Answer :
Sure, let's prove the trigonometric identity step-by-step.
Given identity:
[tex]\[ (1 - \cos^2A)(1 + \tan^2A) = \tan^2A \][/tex]
Step 1: Use the Pythagorean identity.
We know that:
[tex]\[ \sin^2A + \cos^2A = 1 \][/tex]
Therefore, we can express [tex]\(1 - \cos^2A\)[/tex] in terms of [tex]\(\sin^2A\)[/tex]:
[tex]\[ 1 - \cos^2A = \sin^2A \][/tex]
Step 2: Substitute [tex]\(1 - \cos^2A\)[/tex] with [tex]\(\sin^2A\)[/tex].
Now substitute this into the left-hand side (LHS) of the given identity:
[tex]\[ (1 - \cos^2A)(1 + \tan^2A) = \sin^2A(1 + \tan^2A) \][/tex]
Step 3: Use the identity for [tex]\(\tan^2A\)[/tex].
Recall that:
[tex]\[ \tan^2A = \frac{\sin^2A}{\cos^2A} \][/tex]
Therefore, the expression [tex]\(1 + \tan^2A\)[/tex] becomes:
[tex]\[ 1 + \tan^2A = 1 + \frac{\sin^2A}{\cos^2A} = \frac{\cos^2A + \sin^2A}{\cos^2A} \][/tex]
Since [tex]\(\sin^2A + \cos^2A = 1\)[/tex], this simplifies to:
[tex]\[ 1 + \frac{\sin^2A}{\cos^2A} = \frac{1}{\cos^2A} \][/tex]
Step 4: Substitute [tex]\(1 + \tan^2A\)[/tex] with [tex]\(\frac{1}{\cos^2A}\)[/tex].
Substitute this back into the expression for the LHS:
[tex]\[ \sin^2A\left(\frac{1}{\cos^2A}\right) \][/tex]
Step 5: Simplify the expression.
Simplify the expression by multiplying:
[tex]\[ \sin^2A \times \frac{1}{\cos^2A} = \frac{\sin^2A}{\cos^2A} = \tan^2A \][/tex]
Conclusion:
We have shown that:
[tex]\[ (1 - \cos^2A)(1 + \tan^2A) = \tan^2A \][/tex]
Therefore, the given identity is proven to be correct.
Given identity:
[tex]\[ (1 - \cos^2A)(1 + \tan^2A) = \tan^2A \][/tex]
Step 1: Use the Pythagorean identity.
We know that:
[tex]\[ \sin^2A + \cos^2A = 1 \][/tex]
Therefore, we can express [tex]\(1 - \cos^2A\)[/tex] in terms of [tex]\(\sin^2A\)[/tex]:
[tex]\[ 1 - \cos^2A = \sin^2A \][/tex]
Step 2: Substitute [tex]\(1 - \cos^2A\)[/tex] with [tex]\(\sin^2A\)[/tex].

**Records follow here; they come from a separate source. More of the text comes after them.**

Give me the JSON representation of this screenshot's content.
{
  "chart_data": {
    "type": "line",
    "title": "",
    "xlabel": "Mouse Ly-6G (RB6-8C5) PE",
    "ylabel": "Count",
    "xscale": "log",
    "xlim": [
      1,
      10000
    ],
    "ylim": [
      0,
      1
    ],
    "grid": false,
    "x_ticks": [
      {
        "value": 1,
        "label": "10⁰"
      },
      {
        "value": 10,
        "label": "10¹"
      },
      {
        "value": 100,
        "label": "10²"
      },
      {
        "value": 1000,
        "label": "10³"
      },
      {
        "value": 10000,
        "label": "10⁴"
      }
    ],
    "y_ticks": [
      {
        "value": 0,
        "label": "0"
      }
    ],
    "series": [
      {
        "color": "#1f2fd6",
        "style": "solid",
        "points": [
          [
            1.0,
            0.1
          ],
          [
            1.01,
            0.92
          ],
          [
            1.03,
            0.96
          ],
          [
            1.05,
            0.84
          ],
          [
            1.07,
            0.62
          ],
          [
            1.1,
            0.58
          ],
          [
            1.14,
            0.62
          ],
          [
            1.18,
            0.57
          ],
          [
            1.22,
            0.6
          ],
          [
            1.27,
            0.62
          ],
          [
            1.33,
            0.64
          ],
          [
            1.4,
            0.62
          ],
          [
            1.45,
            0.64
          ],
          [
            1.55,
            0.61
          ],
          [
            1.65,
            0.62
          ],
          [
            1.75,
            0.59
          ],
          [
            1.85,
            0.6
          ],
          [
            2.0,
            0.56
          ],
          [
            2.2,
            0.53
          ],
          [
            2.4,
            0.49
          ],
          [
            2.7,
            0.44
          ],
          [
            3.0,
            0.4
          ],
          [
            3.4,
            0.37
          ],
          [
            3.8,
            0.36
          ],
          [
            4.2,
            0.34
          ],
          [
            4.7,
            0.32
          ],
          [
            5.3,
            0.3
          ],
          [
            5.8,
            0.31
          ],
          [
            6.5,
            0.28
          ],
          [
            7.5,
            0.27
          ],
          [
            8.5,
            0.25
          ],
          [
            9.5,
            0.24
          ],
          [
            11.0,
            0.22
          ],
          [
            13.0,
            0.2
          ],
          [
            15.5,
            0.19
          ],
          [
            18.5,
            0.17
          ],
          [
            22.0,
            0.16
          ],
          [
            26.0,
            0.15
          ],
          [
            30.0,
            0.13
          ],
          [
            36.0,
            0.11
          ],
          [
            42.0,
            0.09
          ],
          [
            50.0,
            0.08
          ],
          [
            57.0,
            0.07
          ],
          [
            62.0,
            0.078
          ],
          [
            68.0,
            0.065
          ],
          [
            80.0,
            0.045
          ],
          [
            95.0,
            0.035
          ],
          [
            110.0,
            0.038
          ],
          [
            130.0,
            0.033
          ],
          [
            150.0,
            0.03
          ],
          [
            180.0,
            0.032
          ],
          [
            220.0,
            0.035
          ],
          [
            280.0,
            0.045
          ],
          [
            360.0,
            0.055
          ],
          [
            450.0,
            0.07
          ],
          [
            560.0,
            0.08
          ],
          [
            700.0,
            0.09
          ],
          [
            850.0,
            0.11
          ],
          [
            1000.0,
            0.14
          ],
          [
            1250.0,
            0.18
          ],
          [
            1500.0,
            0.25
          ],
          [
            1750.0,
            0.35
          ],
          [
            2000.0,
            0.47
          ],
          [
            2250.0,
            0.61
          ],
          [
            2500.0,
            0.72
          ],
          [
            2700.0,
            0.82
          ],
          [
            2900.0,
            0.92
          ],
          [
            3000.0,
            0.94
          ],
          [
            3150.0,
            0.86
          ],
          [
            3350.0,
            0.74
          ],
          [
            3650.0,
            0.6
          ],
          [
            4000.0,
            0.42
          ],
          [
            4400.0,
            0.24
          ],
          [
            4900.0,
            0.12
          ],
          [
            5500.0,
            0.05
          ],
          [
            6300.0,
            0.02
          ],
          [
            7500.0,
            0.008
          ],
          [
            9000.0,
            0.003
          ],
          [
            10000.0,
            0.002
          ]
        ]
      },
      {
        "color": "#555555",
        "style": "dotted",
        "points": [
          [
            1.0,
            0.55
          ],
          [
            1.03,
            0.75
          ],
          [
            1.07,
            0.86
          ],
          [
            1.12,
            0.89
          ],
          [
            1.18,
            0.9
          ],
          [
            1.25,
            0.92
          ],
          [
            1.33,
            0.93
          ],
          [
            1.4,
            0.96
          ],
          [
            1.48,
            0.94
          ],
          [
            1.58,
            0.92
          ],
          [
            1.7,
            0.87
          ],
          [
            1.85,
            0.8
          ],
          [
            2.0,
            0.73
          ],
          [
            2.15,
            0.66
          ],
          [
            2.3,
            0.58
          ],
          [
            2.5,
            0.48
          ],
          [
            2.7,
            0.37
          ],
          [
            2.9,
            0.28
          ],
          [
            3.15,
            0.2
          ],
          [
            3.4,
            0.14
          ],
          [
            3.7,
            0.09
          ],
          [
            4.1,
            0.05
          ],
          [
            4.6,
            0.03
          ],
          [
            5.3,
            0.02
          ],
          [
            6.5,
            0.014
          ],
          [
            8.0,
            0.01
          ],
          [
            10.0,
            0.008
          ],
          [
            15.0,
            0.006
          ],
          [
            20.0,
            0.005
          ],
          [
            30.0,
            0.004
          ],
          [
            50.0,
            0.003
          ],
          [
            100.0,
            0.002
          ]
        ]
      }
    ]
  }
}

Now substitute this into the left-hand side (LHS) of the given identity:
[tex]\[ (1 - \cos^2A)(1 + \tan^2A) = \sin^2A(1 + \tan^2A) \][/tex]
Step 3: Use the identity for [tex]\(\tan^2A\)[/tex].
Recall that:
[tex]\[ \tan^2A = \frac{\sin^2A}{\cos^2A} \][/tex]
Therefore, the expression [tex]\(1 + \tan^2A\)[/tex] becomes:
[tex]\[ 1 + \tan^2A = 1 + \frac{\sin^2A}{\cos^2A} = \frac{\cos^2A + \sin^2A}{\cos^2A} \][/tex]
Since [tex]\(\sin^2A + \cos^2A = 1\)[/tex], this simplifies to:
[tex]\[ 1 + \frac{\sin^2A}{\cos^2A} = \frac{1}{\cos^2A} \][/tex]
Step 4: Substitute [tex]\(1 + \tan^2A\)[/tex] with [tex]\(\frac{1}{\cos^2A}\)[/tex].
Substitute this back into the expression for the LHS:
[tex]\[ \sin^2A\left(\frac{1}{\cos^2A}\right) \][/tex]
Step 5: Simplify the expression.
Simplify the expression by multiplying:
[tex]\[ \sin^2A \times \frac{1}{\cos^2A} = \frac{\sin^2A}{\cos^2A} = \tan^2A \][/tex]
Conclusion:
We have shown that:
[tex]\[ (1 - \cos^2A)(1 + \tan^2A) = \tan^2A \][/tex]
Therefore, the given identity is proven to be correct.